Voilà encore un prénom , une chanson, un prénom et une chanson qui ont compté dans notre histoire, qui ont agi sur l'air du temps... Beaucoup de Nathalie d'aujourd'hui viennent de là, du succès de la chanson de Bécaud au milieu des années 60.
Et une chanson, elle réagit aussi à l'air du temps. Elle est portée par lui. Elle le reflète, elle le décrit.

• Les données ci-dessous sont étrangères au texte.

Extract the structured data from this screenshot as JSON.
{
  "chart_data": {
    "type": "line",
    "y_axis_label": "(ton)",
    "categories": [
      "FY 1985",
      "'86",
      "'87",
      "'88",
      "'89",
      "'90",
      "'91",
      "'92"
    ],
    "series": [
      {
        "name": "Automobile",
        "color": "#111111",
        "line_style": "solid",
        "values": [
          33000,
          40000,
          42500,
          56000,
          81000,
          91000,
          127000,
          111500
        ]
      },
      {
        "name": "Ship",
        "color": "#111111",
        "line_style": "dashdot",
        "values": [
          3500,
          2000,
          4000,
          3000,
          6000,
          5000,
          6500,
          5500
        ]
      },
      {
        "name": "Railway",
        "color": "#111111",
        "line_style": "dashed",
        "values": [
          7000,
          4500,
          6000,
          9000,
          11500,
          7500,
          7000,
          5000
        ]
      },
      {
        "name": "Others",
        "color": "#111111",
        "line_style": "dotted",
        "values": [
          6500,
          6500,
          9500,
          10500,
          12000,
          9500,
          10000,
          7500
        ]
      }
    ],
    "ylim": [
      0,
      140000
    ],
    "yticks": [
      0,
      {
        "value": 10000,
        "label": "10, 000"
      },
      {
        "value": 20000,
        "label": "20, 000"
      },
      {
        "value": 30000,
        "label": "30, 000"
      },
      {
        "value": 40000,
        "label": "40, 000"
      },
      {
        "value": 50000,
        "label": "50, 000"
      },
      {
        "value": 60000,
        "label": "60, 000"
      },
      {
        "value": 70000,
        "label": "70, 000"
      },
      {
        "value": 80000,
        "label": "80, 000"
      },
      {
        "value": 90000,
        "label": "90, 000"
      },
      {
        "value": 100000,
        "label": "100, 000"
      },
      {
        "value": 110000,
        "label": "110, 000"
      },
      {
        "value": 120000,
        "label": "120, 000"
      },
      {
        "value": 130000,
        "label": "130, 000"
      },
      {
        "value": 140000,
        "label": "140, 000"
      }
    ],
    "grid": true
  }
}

Celle-là en particulier : « Nathalie ». En 1964, on est en pleine guerre froide. Enfin, non !... le pire est passé. Ça a commencé à Cuba, avec Castro qui rafle définitivement la mise à Batista en 59. Cuba devient rouge, ce qui fait bisquer les Etats-Unis. Le ton monte ; et c'est l'escalade, la crise des missiles, les menaces, le jeu dangereux du « retenez-moi ou je fais un malheur »...
Là, le monde, tout le monde a eu chaud. On l'a échappé belle.
Alors, après cet épisode pour le moins fâcheux, inquiétant, terrifiant même, on chercha à calmer l'ambiance, le climat. On installa d'abord une ligne de communication directe entre les deux Grands (le fameux téléphone rouge). Pour qu'ils puissent se parler, s'expliquer - directement - en cas de litige, de dispute !
Songez un peu qu'au pire moment de la crise, ils pouvaient se canarder l'un et l'autre à coups de missiles à tête nucléaire mais leurs échanges verbaux, eux, avaient lieu par la poste, au moyen de la bonne vieille lettre de papier.
On fit aussi des chansons... Comme cette « Nathalie », qui parie sur la jeunesse, l'intelligence. « Nathalie », c'est le programme Erasmus avant l'heure. Plus large que Schengen. Allant jusqu'à l'Oural ! Des étudiants se rencontrent, se parlent, apprennent à se connaître. Dans tous les sens du terme ! Nathalie, elle est guide à Moscou.
Et elle a tapé dans l'oeil de l'étudiant parigot qui dit je dans la chanson. Chanson où défilent tous les grands moments de la Russie soviétique , tous les tableaux les plus classiques : la Révolution d'Octobre, la place Rouge, le tombeau de Lénine, les plaines d'Ukraine et... et, à Moscou, au coin de la Place Rouge, le café Pouchkine, grand spécialiste en chocolat.
Or c'était une invention de Delanoë, le parolier de la chanson, ce café Pouchkine - pure fantaisie !
Mais voilà : la chanson eut un tel succès, marqua tant les coeurs et les esprits, qu'après ça les touristes, en visite à Moscou, voulurent s'y rendre, à ce café. La ville de Moscou fit donc ce qui s'imposait : un café nommé Pouchkine. Ayant pour spécialité le chocolat.
On voit par là qu'il n'y a pas que le marxisme (léninisme) qui peut transformer le monde ; il y a aussi la chanson ! Moscou, sa Place Rouge, elle a un peu pris la figure que lui a donnée « Nathalie ».
Au fait, vous savez pourquoi elle s'appelle Nathalie, l'héroïne de la chanson ?
C'est une évocation, une réplique même, de l'histoire vraie de l'écrivain Céline : dans le récit de son voyage en URSS en 36, la guide dont il a le béguin s'appelle Nathalie.